Monday, September 19, 2016

Pumpkins and Shoes and Other Autumnal Musings





The Pumpkin Eaters

They're first in the coffee shop every morning, six a.m. sharp,
her drinking a mocha, him only black coffee, as they pass
the morning paper, a Wall Street Journal, from her thick hand
to his thin one. She wears dark pants and a peach-colored blouse,
her kitchen uniform will be specked with white flour by noon.
He's in jeans and white button-down shirt, simple working

man's clothes, honest. He's someone who enjoys working
with his hands and brushes, in the store he must look sharp.
She's never had a manicure, her hands dirty every noon,
washed too many times but back in biscuits dough, pass
on beauty treatments. She works ovens and grills, her blouse
stained with grease and sweat. Lunch—a sandwich in one hand

eaten at the counter as she chats with patrons, her other hand
gestures to the pumpkin ravioli, a new recipe she's working
on, soliciting opinions. Name embroidered on her blouse,
diners call her over to compliment pumpkin bread, the sharp
garlic kiss in her pumpkin soup, pumpkin cake you can't pass
up. Coffee runs through her veins, pumps her during noon

lunch rushes for curried split pea pumpkin burgers, noon
delicacies found nowhere but her cafe. Her knife in hand
to cut thick orange pumpkin rinds, scoop out the flesh, pass
through a food mill, a puree used in twenty menu items. Working
eighteen-hour days, she tinkers with pumpkin ice cream, sharp
scent of nutmeg a perfect complement, a flavor to blouse

the tongue. An odor of squash permeates all—her blouse,
skin, and hair. She is warm and bright, radiates heat like noon
sun and doesn't need rest, a night baker making cookies, sharp
at three a.m. while her husband sleeps. He touches her hand
mostly during morning coffee, why they live apart. It's working
as marriage—he grows pumpkins in their backyard, you pass

her apartment and don't even realize it's there—it could pass
as another squash but for the door, windows, and her blouse
hanging on the line outside. His art and investment, working
to cultivate prize-winning pumpkins, state fair champs. At noon
she transforms them to pies, fluting pastry crust with a deft hand
he appreciates when he stops by for lunch, paint fumes sharp

on his jeans. She breaks from working, they chat, pass biscuits,
trade a sharp kiss on the lips, he pats her arm under her blouse
the noon ritual, squeezing each others' hands behind the counter.


The Old Woman Lives in a Shoe

A modest leather three-story boot at the end of a cul-de-sac, toe
pointed west. Marigolds and zinnias line a path to the front door
and welcome mat. There is no garage, but she doesn't mind
scraping windshields in winter, a fact like ten pairs of shoes
that lined the hallway—can't wear them inside and dirty the floor.
Her days have always been composed of shortcuts, lists. Organized

as an army regiment: straight line of ten brown sacks organized
lunches, calendar crammed with activities, but they had to toe
the line, do chores—washing dishes and clothes, sweeping the floor—
until they moved out one by one. Seven gone, three duck the door
every night. Tall boys with football, basketball, track star shoes
as long as her forearm, wear out too quick, but the boys mind

their curfew and have sweet girlfriends. She can't complain, mind
you, she saw ten kids through storming puberty and organized
her budget to feed them on a church secretary salary—their shoes
patched with worn leather jackets from Goodwill, and the toe
of her home treated likewise. Little trash tossed out her door,
she scoured sales, saved grocery pennies. Coupons littered the floor.
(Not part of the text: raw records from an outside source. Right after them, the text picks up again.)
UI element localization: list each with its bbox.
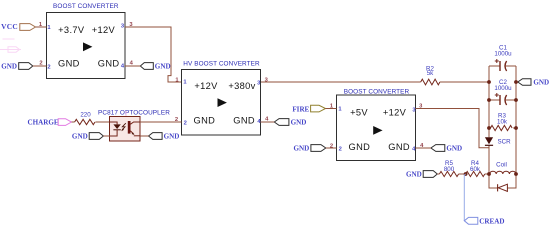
svg-text:+12V: +12V	[92, 25, 116, 35]
converter U4 BOOST CONVERTER	[330, 88, 424, 160]
wire U1 pin4 to GND	[125, 65, 140, 67]
svg-text:2: 2	[339, 146, 342, 152]
svg-text:+5V: +5V	[350, 108, 368, 118]
svg-text:2: 2	[184, 120, 187, 126]
svg-text:5k: 5k	[427, 70, 434, 77]
svg-text:2: 2	[47, 65, 50, 71]
svg-text:GND: GND	[72, 132, 88, 140]
svg-text:GND: GND	[1, 62, 17, 70]
junction R5-R4 CREAD tap	[464, 172, 468, 176]
svg-text:BOOST CONVERTER: BOOST CONVERTER	[53, 3, 119, 10]
junction coil left	[487, 172, 491, 176]
wire U1 pin3 to U2 pin1	[125, 27, 182, 82]
left rail	[488, 66, 490, 137]
svg-text:HV BOOST CONVERTER: HV BOOST CONVERTER	[183, 61, 260, 68]
U4 body	[337, 95, 416, 161]
svg-text:GND: GND	[533, 78, 549, 86]
U3 body	[110, 117, 141, 142]
svg-text:1000u: 1000u	[494, 51, 512, 58]
svg-text:GND: GND	[294, 144, 310, 152]
svg-text:GND: GND	[406, 170, 422, 178]
port VCC	[1, 22, 35, 31]
svg-text:+3.7V: +3.7V	[58, 25, 85, 35]
svg-text:220: 220	[80, 112, 91, 119]
svg-text:CREAD: CREAD	[479, 217, 504, 225]
port GND (U1 pin4)	[140, 62, 170, 70]
wire CHARGE to R6	[72, 121, 75, 123]
svg-text:10k: 10k	[497, 118, 508, 125]
junction R3 left	[487, 126, 491, 130]
svg-text:GND: GND	[291, 118, 307, 126]
ghost pink tick	[125, 111, 127, 117]
U1 body	[47, 13, 126, 79]
svg-text:GND: GND	[194, 115, 216, 125]
wire U4 pin3 to SCR gate	[416, 109, 490, 148]
right rail	[515, 66, 517, 188]
wire FIRE to U4 pin1	[326, 108, 337, 110]
converter U2 HV BOOST CONVERTER	[175, 61, 269, 136]
junction R3 right	[514, 126, 518, 130]
junction C2 right	[514, 98, 518, 102]
wire R5 to R4	[459, 173, 466, 175]
wire R4 to left rail	[485, 173, 489, 175]
wire R6 to opto pin1	[95, 121, 109, 123]
junction coil right	[514, 172, 518, 176]
svg-text:CHARGE: CHARGE	[27, 118, 58, 126]
wire opto pin4 to U2 pin2	[140, 121, 182, 123]
svg-text:GND: GND	[98, 59, 120, 69]
junction R2-left rail	[487, 80, 491, 84]
wire U2 pin3 to rail (R2 net)	[261, 81, 421, 83]
U3 light arrow	[122, 123, 126, 130]
port FIRE	[292, 105, 325, 113]
converter U1 BOOST CONVERTER	[39, 3, 134, 79]
U3 phototransistor	[128, 121, 131, 134]
svg-text:1000u: 1000u	[494, 85, 512, 92]
svg-text:GND: GND	[164, 132, 180, 140]
U1 arrow	[83, 42, 92, 51]
junction rail-GND	[514, 80, 518, 84]
U3 internal anode lead	[110, 122, 118, 124]
svg-text:GND: GND	[58, 59, 80, 69]
SCR Q1	[485, 137, 511, 145]
junction C2 left	[487, 98, 491, 102]
svg-text:GND: GND	[155, 62, 171, 70]
U2 arrow	[218, 98, 227, 107]
port GND (opto pin3)	[149, 132, 180, 140]
optocoupler U3 PC817	[98, 109, 170, 141]
svg-text:+12V: +12V	[383, 108, 407, 118]
port GND (U4 pin2)	[294, 144, 326, 152]
svg-text:FIRE: FIRE	[292, 105, 309, 113]
port GND (opto pin2)	[72, 132, 103, 140]
wire rail to GND	[516, 81, 518, 83]
port GND (U2 pin4)	[274, 118, 306, 126]
diode D1	[498, 184, 508, 191]
wire U2 pin4 to GND	[261, 121, 275, 123]
wire VCC to U1 pin1	[36, 26, 47, 28]
U4 arrow	[373, 126, 382, 135]
ghost pink wire fragment top-left	[0, 39, 21, 52]
U3 LED	[113, 124, 120, 129]
svg-text:GND: GND	[446, 144, 462, 152]
wire CREAD (sense)	[464, 174, 465, 221]
port CHARGE	[27, 118, 71, 126]
svg-text:SCR: SCR	[498, 139, 512, 146]
svg-text:GND: GND	[388, 142, 410, 152]
U2 body	[182, 70, 261, 136]
wire GND to U1 pin2	[33, 65, 47, 67]
port CREAD	[464, 217, 504, 225]
diode D1 loop	[489, 174, 516, 188]
svg-text:Coil: Coil	[496, 161, 507, 168]
wire opto pin3 to GND	[140, 135, 148, 137]
svg-text:VCC: VCC	[1, 22, 18, 31]
port GND (R5)	[406, 170, 437, 178]
svg-text:PC817 OPTOCOUPLER: PC817 OPTOCOUPLER	[98, 109, 170, 116]
svg-text:+12V: +12V	[194, 81, 218, 91]
svg-text:GND: GND	[349, 142, 371, 152]
svg-text:+380v: +380v	[228, 81, 255, 91]
wire U4 pin4 to GND	[416, 147, 431, 149]
port GND (U1 pin2)	[1, 62, 33, 70]
wire R2 to left rail	[440, 81, 489, 83]
wire GND to opto pin2	[103, 135, 109, 137]
svg-text:GND: GND	[233, 115, 255, 125]
port GND (rail)	[518, 78, 549, 86]
U3 internal cathode lead	[110, 130, 117, 136]
svg-text:BOOST CONVERTER: BOOST CONVERTER	[344, 88, 410, 95]
wire GND to U4 pin2	[326, 147, 337, 149]
port GND (U4 pin4)	[431, 144, 462, 152]
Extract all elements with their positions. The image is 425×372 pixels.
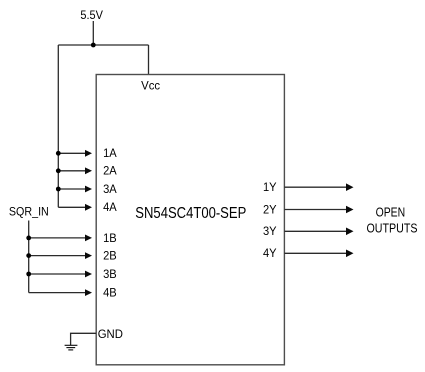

Some wanted to elect her mayor. Clearly her feet didn't touch floor.
She was superhuman. She scoffed at the rumors, but had a mind
that knew how to run things, could save town from aliens at the door,
and while everyone questioned father's whereabouts, she organized
her private life to be her own, went to town council meetings to toe
the mayor into supporting after-school activities. Her sensible shoes,

that of a working mother no one would cross. So what if her shoes
had been high heels when she was younger, skirting the dance floor
from man to man. Now she was more handsome than pretty—the toe
of her home reserved for her desk—working part-time nights to mind
the books for several businesses, support three kids in college, organized
to fund the part of their education not covered by scholarship. The door

to a good life being to enhance one's mind. Four others grace her door
every Sunday for supper, chicken and potatoes and pie, leaving shoes,
as always, on the mat. Her dining room table cluttered but organized
for a crowd—chef, plumber, carpenter, mother. Grandkids on the floor
making messes before she sweeps them in her arms. She doesn't mind
the arthritis in her fingers, her face determined to swing them tiptoe

so they touch ceiling, her life organized to become generations, a door
to continuance. Heel to toe, walking straight, shoes buffed for work.
Her daily dance 'cross the floor. Smile devious and mind determined.